A moratória declarada em fevereiro de 1987, envolvendo o pagamento de juros dos empréstimos de médio e longo prazo dos credores privados, chocou o mundo e o FMI, mas de fato ela era inevitável: a dívida total era então de 121 bilhões de dólares e as reservas brutas tinham caído dramaticamente de US$ 9,25 bilhões no final de 1985 para menos de 4 bilhões no momento da moratória.
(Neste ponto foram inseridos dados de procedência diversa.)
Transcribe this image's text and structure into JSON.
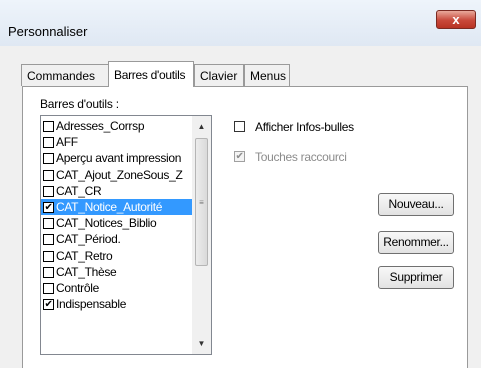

Uma renegociação inédita – isto é, sem o aval do Fundo e sem um stand-by em vigor – tinha, no entanto, sido concluída com o Clube de Paris um mês antes, o que permitiu algumas acomodações até que o ministro Funaro fosse substituído por Luiz Carlos Bresser Pereira, em abril de 1987.
O novo ministro não pretendia renegociar com o Fundo antes de acomodar a situação com os banqueiros privados, aos quais pediu um novo empréstimo-ponte a uma taxa de juros zero: levou zero empréstimo. Seu plano de debt relief para o Brasil – de fato de “securitização” da dívida –, discutido com funcionários do Tesouro norte-americano, foi recebido com um non-starter, a começar pelo próprio secretário do Tesouro James Baker, que recusou em setembro daquele ano desvincular o esquema “voluntário” de redução de dívidas privadas dos arranjos com o FMI. O mais extraordinário é que esse esquema conceitual veio depois a ser consubstanciado no chamado Plano Brady, nome do sucessor de Baker à frente do Tesouro. O episódio revela, em todo caso, que o crédito político e financeiro do Brasil estava próximo de zero e, provavelmente, com poucas perspectivas de melhoria.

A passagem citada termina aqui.